И Майк в конце концов чуть не умер со смеху и откинулся на подушки. А потом Майк набросился на Франца, словно Франц — маленький, забавный песик. Словно они просто играют.
Майк учил Франца плавать комплексным стилем и помогал ему, снова и снова сталкивая его в воду. Может быть, потому, что любил его. Он сталкивал Франца в воду, словно Франц — всего-навсего тело, но вместе с тем прикасался и к его душе, которой было наделено это тело и которая показывалась на мгновение, например, когда Франц улыбался. Или когда он пристально смотрел на что-нибудь. В такие мгновения каждая черточка его лица говорила о том, что у него есть душа, что она просто есть, что она существует.
Последними были тренировки по спасению утопающих, а значит, нужно было дышать изо рта в рот, притворяться мертвым, держать друг друга в объятиях и все такое. В промежутках между тренировками — или до них? — они целое лето пролежали в дальнем углу купальни со своими первыми неприкаянными эрекциями. Может быть, они только потому и записались на плавание? Они валялись на вылинявшем полотенце, таком узеньком и коротеньком, что с трудом на нем помещались, ногам и рукам уже не хватало места, и они лежали на траве, как в постели, в отдаленной части купальни, за соснами, куда не заглядывал тренер. Францу то и дело приходилось прыгать в воду или переворачиваться на живот — как некстати эти глупые эрекции, ненужные движения органа, стремящегося от него прочь, словно убежать хочет и он тоже. Словно некоторые части его тела хотят от него убежать и уже собираются в путь, прямо с утра, стоит ему проснуться. Тогда он, очевидно, впервые почувствовал, что живет не вовремя и не на своем месте, — а потом жить будет поздно.
К этим ощущениям позднего послевоенного ребенка все еще примешивалась боязнь войны, снова и снова рвались бомбы, и он снова и снова просыпался. И это при том, что Вену уже отстроили заново и она вновь засияла в прежнем блеске. Он жил в красивых домах, сплошь набитых людьми, от которых он унаследовал этот страх и что-то вроде шизофрении, раздвоения личности, словно одной жизни и одного сознания ему не хватит. Словно этому страху способны противостоять лишь две жизни и два сознания. Словно одной жизни и одному сознанию этот страх не преодолеть. У его бабушки и дедушки был охотничий домик в Глоггнице [13] Глоггниц — живописный город в Австрийских Альпах.
— слово-то какое трудное, просто пригибало его к земле.

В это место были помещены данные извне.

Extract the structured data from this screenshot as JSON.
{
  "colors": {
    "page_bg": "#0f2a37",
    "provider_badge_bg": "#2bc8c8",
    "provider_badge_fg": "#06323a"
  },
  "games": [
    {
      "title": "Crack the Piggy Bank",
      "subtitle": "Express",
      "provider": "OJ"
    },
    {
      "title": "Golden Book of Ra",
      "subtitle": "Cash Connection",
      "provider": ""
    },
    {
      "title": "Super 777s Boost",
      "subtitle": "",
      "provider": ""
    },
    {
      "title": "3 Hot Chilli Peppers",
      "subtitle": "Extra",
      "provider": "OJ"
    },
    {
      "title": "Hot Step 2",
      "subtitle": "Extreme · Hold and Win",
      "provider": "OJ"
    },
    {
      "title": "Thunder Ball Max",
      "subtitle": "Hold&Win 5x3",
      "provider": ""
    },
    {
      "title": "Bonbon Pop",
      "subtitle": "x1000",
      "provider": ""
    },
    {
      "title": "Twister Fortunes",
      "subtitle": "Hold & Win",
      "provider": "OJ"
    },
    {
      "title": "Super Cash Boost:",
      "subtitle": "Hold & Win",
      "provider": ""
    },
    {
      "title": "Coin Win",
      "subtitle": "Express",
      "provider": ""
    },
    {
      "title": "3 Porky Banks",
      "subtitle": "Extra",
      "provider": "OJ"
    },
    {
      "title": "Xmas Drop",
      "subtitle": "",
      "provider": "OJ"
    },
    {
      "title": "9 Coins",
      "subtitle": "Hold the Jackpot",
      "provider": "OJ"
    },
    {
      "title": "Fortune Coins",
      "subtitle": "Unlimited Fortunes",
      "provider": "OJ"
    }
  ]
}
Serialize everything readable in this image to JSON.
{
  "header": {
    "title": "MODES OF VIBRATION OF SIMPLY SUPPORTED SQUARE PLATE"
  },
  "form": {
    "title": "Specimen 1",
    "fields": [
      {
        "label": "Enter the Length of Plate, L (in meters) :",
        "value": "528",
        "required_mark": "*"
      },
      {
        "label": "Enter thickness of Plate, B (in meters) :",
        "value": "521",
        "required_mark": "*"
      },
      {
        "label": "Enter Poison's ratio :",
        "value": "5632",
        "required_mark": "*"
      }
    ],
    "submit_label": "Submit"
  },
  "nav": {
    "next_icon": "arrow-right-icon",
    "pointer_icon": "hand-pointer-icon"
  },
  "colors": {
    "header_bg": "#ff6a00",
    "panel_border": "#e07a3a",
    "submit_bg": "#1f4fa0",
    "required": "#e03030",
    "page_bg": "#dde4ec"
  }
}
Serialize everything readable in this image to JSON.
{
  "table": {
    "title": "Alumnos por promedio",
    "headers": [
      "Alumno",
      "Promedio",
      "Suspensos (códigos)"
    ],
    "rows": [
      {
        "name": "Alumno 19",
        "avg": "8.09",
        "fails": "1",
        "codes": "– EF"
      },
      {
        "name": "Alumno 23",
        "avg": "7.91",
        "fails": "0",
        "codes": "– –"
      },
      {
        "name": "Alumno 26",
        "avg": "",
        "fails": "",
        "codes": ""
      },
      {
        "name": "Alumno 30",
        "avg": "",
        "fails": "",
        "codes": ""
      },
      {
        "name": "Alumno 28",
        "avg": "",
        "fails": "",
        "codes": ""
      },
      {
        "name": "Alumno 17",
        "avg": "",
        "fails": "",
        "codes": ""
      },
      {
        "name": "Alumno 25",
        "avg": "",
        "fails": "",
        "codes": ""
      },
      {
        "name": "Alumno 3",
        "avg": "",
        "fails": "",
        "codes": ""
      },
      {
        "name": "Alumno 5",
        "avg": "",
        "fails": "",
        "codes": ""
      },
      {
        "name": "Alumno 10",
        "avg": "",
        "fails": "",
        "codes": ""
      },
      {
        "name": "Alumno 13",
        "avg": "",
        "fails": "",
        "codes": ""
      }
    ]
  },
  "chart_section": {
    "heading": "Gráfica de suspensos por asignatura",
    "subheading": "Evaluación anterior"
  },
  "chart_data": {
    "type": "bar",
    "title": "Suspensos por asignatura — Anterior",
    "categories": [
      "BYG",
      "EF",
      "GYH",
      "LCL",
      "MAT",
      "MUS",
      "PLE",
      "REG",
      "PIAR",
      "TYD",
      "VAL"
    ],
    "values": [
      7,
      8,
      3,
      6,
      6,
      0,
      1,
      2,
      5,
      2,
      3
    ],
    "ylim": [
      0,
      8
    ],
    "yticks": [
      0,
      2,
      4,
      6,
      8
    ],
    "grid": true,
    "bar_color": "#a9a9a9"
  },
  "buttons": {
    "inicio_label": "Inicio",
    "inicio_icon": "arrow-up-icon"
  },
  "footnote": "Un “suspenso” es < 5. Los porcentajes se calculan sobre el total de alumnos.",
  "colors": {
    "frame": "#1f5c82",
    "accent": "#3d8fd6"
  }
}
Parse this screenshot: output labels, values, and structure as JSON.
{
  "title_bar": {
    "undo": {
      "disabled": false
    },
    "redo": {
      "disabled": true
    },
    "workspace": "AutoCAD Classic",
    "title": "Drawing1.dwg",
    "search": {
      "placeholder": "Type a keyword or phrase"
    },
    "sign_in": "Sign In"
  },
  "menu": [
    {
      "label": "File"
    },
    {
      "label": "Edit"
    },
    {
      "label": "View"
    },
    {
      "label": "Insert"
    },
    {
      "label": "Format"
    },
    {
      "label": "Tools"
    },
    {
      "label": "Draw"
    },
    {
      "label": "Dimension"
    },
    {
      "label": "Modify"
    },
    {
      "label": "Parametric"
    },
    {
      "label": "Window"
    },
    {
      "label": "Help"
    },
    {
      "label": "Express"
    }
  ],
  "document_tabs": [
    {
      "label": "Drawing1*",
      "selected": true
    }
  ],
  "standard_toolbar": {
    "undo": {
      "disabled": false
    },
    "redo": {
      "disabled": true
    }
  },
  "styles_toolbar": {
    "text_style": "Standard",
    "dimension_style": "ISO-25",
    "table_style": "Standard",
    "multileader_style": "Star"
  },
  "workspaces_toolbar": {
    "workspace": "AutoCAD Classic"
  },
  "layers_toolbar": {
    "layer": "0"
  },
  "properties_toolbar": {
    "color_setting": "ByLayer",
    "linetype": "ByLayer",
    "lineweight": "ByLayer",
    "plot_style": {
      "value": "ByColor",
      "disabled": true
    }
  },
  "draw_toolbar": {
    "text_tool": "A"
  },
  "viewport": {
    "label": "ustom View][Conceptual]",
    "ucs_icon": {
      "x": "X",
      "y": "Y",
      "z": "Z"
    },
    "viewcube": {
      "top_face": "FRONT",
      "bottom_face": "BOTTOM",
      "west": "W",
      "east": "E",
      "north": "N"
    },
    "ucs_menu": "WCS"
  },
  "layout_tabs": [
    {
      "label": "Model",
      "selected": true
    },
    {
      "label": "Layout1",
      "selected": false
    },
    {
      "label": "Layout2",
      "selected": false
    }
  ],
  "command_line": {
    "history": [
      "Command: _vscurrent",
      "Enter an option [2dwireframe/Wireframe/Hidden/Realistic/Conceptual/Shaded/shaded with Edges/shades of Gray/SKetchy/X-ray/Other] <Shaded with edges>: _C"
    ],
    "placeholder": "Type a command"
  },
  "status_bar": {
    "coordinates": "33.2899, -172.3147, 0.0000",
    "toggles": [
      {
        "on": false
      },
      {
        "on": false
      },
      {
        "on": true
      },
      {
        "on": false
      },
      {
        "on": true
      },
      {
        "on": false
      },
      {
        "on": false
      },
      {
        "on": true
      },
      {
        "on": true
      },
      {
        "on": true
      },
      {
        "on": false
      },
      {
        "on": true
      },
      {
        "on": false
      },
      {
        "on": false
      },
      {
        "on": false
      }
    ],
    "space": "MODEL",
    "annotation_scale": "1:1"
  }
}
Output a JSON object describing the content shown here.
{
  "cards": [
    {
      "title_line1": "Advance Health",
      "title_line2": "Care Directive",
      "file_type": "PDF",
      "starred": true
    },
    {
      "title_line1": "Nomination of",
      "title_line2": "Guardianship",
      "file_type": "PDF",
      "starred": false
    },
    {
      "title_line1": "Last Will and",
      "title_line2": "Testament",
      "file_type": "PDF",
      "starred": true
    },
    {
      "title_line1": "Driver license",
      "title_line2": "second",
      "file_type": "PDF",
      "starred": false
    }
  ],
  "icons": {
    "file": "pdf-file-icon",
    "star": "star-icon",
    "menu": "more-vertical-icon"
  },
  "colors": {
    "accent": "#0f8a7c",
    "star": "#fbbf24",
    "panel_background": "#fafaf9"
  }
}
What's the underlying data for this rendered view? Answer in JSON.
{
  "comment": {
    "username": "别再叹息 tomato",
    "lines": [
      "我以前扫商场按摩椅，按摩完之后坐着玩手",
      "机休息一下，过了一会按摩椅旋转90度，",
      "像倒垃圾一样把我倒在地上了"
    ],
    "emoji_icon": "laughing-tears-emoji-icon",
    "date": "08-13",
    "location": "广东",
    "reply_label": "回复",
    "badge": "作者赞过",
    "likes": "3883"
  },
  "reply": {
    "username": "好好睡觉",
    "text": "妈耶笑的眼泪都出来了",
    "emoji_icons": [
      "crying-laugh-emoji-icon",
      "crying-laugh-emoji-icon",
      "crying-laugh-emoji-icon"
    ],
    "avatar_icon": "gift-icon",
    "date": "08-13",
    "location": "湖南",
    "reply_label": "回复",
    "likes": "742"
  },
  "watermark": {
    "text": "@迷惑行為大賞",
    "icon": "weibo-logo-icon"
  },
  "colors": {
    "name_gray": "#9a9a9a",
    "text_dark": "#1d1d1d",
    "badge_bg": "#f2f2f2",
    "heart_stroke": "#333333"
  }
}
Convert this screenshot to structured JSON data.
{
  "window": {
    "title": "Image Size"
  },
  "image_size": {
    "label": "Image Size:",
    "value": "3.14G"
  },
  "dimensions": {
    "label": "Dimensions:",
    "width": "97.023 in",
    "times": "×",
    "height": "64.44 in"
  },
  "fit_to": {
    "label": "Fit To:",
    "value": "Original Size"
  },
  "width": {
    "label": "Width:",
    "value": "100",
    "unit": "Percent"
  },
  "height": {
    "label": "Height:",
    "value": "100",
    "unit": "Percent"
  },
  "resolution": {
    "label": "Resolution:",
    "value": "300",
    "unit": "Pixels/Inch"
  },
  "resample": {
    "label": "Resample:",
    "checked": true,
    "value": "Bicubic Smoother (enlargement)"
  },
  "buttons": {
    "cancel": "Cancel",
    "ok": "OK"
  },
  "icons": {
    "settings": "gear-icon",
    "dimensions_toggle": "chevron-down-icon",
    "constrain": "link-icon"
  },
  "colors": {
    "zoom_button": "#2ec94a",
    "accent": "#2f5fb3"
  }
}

И все-таки эта жизнь была прекраснее всего на свете. Значит, немного полотенца доставалось только животу, бедрам и купальным трусикам, словно они — самое важное во Франце. Голова и ноги не помещались, да к тому же были более всего удалены от особо привилегированных мест на полотенце, от всего, что казалось таким важным и не давало заснуть по ночам, и просто лежали на траве. Франц и Майк были уже достаточно взрослыми, чтобы понести наказание, в чем бы оно ни выражалось: в угрызениях совести или первой несчастной любви.
Его родители ссорились до конца, летом в горах, на перевале Земмеринг, зимой в центре Вены, на Рингштрассе. Они никогда не расставались, пока смерть не положила конец их ссорам.
Или могла бы положить конец ссорам, поскольку Клэр и после смерти Франца Иосифа ночами вопила: «Врет!» — в надежде, что он услышит ее в аду. И только его позорная смерть в Санкт-Пёльтене доставила ей небольшое удовлетворение, несколько смягчившее ее посмертные проклятия, и одновременно стала поводом ввернуть в разговор: «У мужа-то случился инфаркт… В магазине „Гигиена брака"…» Исключительно ради Франца Иосифа она страстно желала, чтобы ад все-таки существовал. Но психоанализ, которым она заинтересовалась после смерти мужа, как раз таки и учил, что этот ад существует лишь в одном месте, а именно находится там же, где и она, в постели, где она и раньше лежала и где теперь вопила: «Врет!» — хотя ее никто не слышал. Психоанализ убедил ее в том, что она, ее жизнь и ад — неразделимы.
Когда его матери, красавице, было под сорок, он по пуговицам на ее жилетах от Шанель научился считать, а по этим двоим, ставшим в нем злосчастной единой плотью, — складывать и вычитать. «Один плюс один — два», — гласил самый простой пример на сложение. Но он не мог в это поверить. Подобный метод сложения противоречил его наблюдениям: двойка ведь меньше единицы. Два — это ничто, ничто или меньше нуля. Однако ему пришлось столкнуться с кое-чем похуже — с вечно живым, неумирающим несчастьем. Где двое, там холодность, отстраненность и раздор, — так он стал думать задолго до того, как впервые услышал слово «шизофрения», знать которое ему было еще рано.